Premium
fMRI complexity is associated with tau‐PET and cognitive decline in Alzheimer’s disease
Author(s) -
Jann Kay,
Kim Hosung,
Albrecht Daniel,
Wang Danny J.J.
Publication year - 2020
Publication title -
alzheimer's and dementia
Language(s) - English
Resource type - Journals
SCImago Journal Rank - 6.713
H-Index - 118
eISSN - 1552-5279
pISSN - 1552-5260
DOI - 10.1002/alz.045411
Subject(s) - parahippocampal gyrus , statistical parametric mapping , neuroimaging , psychology , neuroscience , alzheimer's disease , cognitive decline , magnetic resonance imaging , medicine , dementia , temporal lobe , pathology , disease , epilepsy , radiology
Background Amyloid‐PET is considered an early marker for the preclinical stage of AD, while the neurofibrillary tangle pathology detected with tau‐PET imaging correlates more closely with neuronal injury and cognitive decline. However, PET scans are expensive and involve radiation exposure. Recently, entropy measures have been explored as indices of the complexity of rs‐fMRI time‐series. Reduced entropy values were associated with aging, APOE ɛ4 genotype and cognitive decline in AD. Here we use complexity of BOLD signals as an index of the information processing capacity of regional neuron populations, and test the hypothesis that it is sensitive to tau‐related neuronal injury and cognitive decline in the AD processes. Method Data used in this study were obtained from the Alzheimer’s Disease Neuroimaging Initiative (ADNI). Our cohort consisted of a sample of 50 subjects form ADNI‐3 (age = 72.4±8.2, 19M/31F, 25CN, 19MCI, 6AD) with a T1 structural, a tau‐PET (tracer: 18F‐AV1451) and two fMRI scans. FMRI data underwent standard preprocessing before computing Multi‐Scale Entropy (MSE).
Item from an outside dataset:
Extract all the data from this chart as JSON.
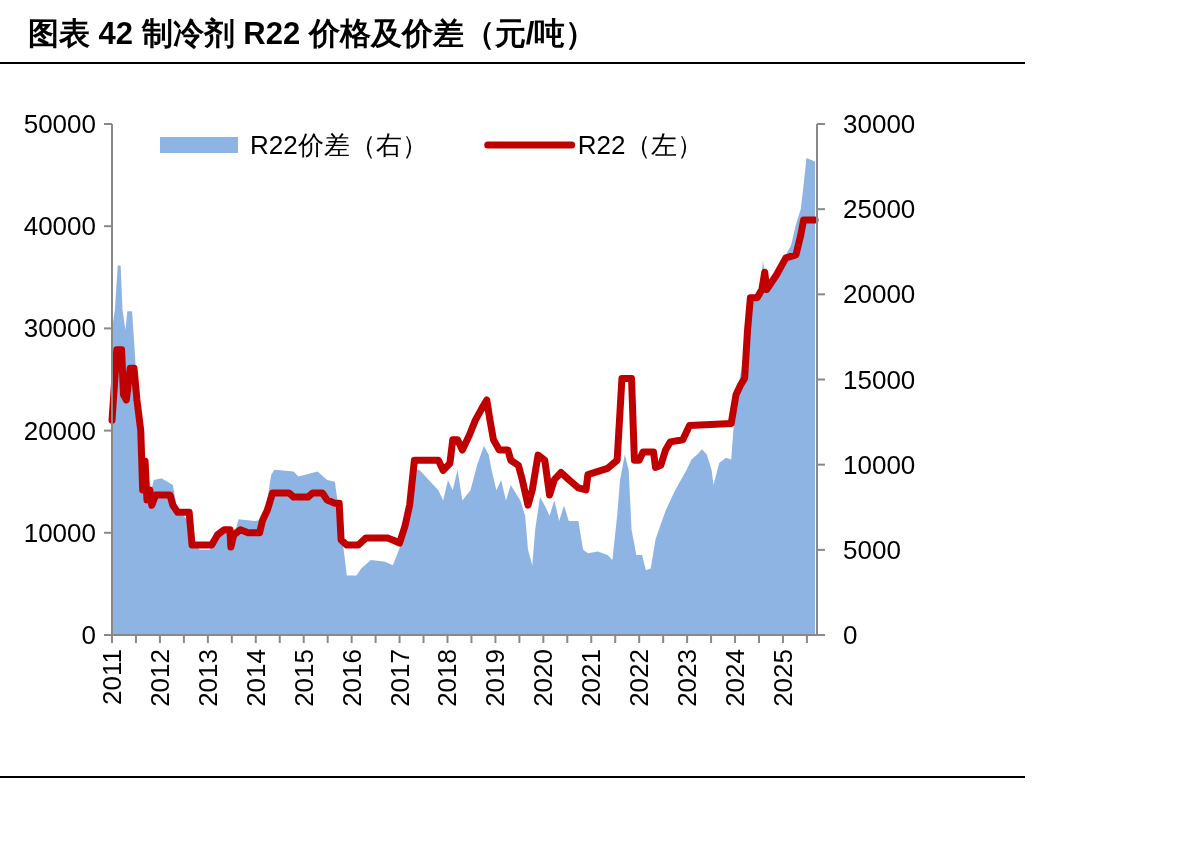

Parametric SUVR images were calculated with a cerebellar reference region. Correlations between SUVR tau‐PET and MSE were calculated for 195 ROIs (Craddock atlas parcellation) including age, gender and regional gray matter volume as covariates. To evaluate if MSE and PET can be used to classify AD from CN we trained and tested a random‐forest classifier ( via 10‐fold cross‐validation). Result We found significant negative correlations between low frequency MSE and tau‐PET measures in hippocampus, parahippocampal gyrus and posterior cingulate cortex (Figure 2). The classification model revealed that MSE and PET have similar prediction accuracy and sensitivity (Table Figure 3A). The most informative areas for the prediction revealed a large degree of overlap between MSE and tau‐PET (Figure 3B). Conclusion Correlation and classification results for MSE in relation with tau‐PET revealed areas in PCC, temporal and parietal lobes. These areas are implicated in tau pathology and cognitive decline. Hence, these overlapping findings support our hypothesis that the complexity of rs‐fMRI is associated with regional tau protein accumulation measured by PET and could provide a marker for information processing capacity of regional neuron populations and prediction of cognitive decline in the AD processes.